If you can’t beat your enemy, join him. Looking at the movements that the large social networks are announcing in recent days, that could seem to be – or will be – the general line of their business strategy and connection with the public. All the moves that have been announced recently involve looking at what the competition is doing and doing it almost exactly the same way.
All social networks are copying each other and mimicking each other’s services. For its part, Instagram has announced in the last week a series of changes that will make it increasingly similar to TikTok. “There are already a photo sharing app or application of square photos”, he has ruled even the head of Instagram, Adam Mosseri, as collected US media.
Mosseri has revealed what plans Instagram will follow to create its future user experience and the guidelines are very similar to those of the experience that TikTok offers now. Instagram will start showing content in full screen and will also recommend videos to users in the feed. In general, in fact, you could say that Instagram is going to try to position itself much more in the video environment than it does now.
If until now Instagram was a social network for photos, now it wants to be a social network for videos. Instagram will look more and more like TikTok, the social network that its own managers recognize is now their competition as they believe YouTube is. Instagram had already tried to fight TikTok using its weapons with the launch of Reels, the platform’s version of the short videos that have elevated TikTok.
Now they will go one step further: Mosseri ensures that users are looking for entertainment and that is what they have to give them.
Also TikTok copies
But, if Instagram wants to look more and more like TikTok and increasingly uses its tools to connect with audiences, what happens to TikTok? The dominant trend of what social networks do and what companies are working on is not so much looking for uniqueness as mimicry, so TikTok, in turn, is trying to look like another player.
The social network has just announced that it will now allow the uploading of videos of up to three minutes. This triples the length of videos allowed and becomes a more direct competition with YouTube: TikTok wants to be much more like Google’s video platform. With this, what Tiktok hopes to gain is user retention, as eMarketer analysts point out , and gain even more time using the app.
Although the social network already has very good data in what time its users spend with its content, longer ones would even manage to increase those averages. EMarketer analysts also point out that with this content, TikTok could gain the potential to be a “super app” in which users will do more than simply watch videos.

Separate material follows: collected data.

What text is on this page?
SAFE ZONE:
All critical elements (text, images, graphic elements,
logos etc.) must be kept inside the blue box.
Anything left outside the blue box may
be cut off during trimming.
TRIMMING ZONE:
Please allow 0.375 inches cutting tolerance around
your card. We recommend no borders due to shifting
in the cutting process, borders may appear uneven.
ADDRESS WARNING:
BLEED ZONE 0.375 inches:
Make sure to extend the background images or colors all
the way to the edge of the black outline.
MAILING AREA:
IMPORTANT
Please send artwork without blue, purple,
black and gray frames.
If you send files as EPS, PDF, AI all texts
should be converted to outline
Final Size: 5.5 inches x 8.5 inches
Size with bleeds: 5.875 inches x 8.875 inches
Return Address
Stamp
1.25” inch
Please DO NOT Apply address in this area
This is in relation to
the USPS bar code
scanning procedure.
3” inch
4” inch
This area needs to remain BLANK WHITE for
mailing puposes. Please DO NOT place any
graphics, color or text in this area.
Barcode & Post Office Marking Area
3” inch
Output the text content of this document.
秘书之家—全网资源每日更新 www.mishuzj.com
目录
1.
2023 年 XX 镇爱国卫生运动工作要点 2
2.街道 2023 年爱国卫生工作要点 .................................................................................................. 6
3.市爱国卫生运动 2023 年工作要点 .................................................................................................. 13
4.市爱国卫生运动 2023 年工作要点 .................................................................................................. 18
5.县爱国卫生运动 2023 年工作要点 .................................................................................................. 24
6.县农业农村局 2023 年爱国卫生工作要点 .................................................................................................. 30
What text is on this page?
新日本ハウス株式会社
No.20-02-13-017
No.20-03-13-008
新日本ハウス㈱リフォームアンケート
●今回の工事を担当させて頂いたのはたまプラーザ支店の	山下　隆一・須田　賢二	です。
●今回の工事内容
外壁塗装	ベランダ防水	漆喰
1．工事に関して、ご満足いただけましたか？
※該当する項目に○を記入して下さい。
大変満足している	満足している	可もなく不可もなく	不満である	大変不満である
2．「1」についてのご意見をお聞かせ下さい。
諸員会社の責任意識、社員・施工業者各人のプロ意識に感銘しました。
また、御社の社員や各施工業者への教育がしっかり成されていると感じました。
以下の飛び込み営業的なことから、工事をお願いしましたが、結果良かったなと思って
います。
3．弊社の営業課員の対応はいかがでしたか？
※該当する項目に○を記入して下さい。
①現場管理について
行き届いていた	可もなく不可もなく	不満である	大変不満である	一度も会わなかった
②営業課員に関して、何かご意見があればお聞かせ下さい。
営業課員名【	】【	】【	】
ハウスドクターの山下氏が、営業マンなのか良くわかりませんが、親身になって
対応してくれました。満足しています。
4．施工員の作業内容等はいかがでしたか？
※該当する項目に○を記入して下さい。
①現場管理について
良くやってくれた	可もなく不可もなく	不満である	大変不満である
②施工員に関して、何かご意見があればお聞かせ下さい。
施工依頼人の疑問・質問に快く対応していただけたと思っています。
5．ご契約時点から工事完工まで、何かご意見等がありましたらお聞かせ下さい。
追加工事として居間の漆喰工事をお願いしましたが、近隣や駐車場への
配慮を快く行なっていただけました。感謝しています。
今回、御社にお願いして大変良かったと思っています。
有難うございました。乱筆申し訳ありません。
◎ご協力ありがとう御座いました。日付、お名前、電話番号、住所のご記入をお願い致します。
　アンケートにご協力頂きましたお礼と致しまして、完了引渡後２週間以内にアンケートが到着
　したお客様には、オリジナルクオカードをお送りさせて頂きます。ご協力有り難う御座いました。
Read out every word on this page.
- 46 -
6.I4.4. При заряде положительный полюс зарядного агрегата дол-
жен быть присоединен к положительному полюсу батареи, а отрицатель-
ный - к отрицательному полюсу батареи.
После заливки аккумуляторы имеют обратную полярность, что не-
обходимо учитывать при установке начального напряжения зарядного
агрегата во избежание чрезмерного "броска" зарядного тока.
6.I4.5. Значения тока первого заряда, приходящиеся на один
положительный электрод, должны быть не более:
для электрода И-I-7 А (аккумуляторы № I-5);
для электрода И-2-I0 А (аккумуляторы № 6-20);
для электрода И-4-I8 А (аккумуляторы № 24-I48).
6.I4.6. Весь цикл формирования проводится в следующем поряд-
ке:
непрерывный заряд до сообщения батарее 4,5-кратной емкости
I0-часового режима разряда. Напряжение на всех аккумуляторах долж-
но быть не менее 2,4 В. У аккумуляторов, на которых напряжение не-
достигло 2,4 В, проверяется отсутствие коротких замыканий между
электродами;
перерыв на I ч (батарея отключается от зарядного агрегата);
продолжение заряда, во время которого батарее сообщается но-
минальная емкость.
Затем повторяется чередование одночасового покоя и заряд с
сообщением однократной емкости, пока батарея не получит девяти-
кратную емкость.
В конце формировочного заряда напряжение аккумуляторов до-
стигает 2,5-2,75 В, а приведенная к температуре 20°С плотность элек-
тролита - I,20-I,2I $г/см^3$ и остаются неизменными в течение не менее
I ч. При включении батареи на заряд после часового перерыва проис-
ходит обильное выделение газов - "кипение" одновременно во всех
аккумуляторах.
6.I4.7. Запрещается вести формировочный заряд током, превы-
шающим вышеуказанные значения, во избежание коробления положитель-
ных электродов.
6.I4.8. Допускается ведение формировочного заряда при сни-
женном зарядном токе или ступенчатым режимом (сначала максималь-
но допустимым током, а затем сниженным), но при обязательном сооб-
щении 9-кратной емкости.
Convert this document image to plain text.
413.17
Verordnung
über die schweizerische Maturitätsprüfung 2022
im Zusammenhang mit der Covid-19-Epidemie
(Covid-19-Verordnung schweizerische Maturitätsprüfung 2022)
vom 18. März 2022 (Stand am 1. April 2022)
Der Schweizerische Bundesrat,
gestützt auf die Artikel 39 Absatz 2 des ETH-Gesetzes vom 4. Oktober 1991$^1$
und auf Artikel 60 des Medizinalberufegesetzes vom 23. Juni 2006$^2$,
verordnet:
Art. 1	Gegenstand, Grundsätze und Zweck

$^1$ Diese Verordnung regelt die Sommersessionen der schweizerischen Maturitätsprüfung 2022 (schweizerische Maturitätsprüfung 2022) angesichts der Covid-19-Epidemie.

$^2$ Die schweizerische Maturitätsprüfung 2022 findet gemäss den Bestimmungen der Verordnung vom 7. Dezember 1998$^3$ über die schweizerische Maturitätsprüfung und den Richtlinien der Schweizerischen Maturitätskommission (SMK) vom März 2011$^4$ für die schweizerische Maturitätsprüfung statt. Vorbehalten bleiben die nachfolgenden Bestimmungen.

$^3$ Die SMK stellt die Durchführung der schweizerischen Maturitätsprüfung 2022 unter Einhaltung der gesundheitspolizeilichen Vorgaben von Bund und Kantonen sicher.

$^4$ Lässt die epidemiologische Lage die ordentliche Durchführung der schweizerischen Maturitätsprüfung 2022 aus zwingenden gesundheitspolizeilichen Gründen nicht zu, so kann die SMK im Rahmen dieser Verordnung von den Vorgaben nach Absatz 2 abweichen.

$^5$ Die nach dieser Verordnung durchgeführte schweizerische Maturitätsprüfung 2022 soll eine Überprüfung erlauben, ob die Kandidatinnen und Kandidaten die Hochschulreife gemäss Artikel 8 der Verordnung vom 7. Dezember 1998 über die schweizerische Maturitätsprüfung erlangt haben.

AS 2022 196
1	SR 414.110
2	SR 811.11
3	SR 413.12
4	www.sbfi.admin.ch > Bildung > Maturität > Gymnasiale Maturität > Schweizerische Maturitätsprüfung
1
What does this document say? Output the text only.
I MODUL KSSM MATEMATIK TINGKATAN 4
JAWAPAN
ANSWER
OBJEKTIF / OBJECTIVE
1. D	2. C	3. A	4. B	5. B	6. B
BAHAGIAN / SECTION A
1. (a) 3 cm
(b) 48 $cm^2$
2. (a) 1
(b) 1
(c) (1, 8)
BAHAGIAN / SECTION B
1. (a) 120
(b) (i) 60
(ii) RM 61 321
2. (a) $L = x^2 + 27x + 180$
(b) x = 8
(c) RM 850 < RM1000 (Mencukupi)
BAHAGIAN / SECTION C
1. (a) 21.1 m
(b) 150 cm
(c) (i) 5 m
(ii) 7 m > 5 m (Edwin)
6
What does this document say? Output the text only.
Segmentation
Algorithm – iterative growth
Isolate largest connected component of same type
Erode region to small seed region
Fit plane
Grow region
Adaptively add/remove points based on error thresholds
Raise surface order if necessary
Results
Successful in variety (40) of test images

For example, it could be the definitive accolade for your Jumps service, which allows you to add mini apps that are accessed from the video. YouTube’s movements, in turn, go through trying to capture more long-term content and trying to reach more direct ones.
If it manages to gain the space that TV now occupies (and that it is already losing), YouTube could sell more expensive ads in the environment of connected televisions. It is something that obviously works as a key point.
The cycle of copies
The conclusion is clear, as they point out in the eMarketer analysis. Instagram wants to be like TikTok, when TikTok wants to be like YouTube and when YouTube in turn seeks to be the new TV. All the emerging and fast-paced platforms try to position themselves in the online market by seeking to offer something different, but when they do it – and the way they do it involves copying what others have done before.
In other words, in their quest to dazzle the public and retain audiences that are increasingly difficult to fall in love with, they have ended up in a kind of cycle and loop of copying each other. Nobody seems to be releasing anything new, because all their novelties are something that others have done before.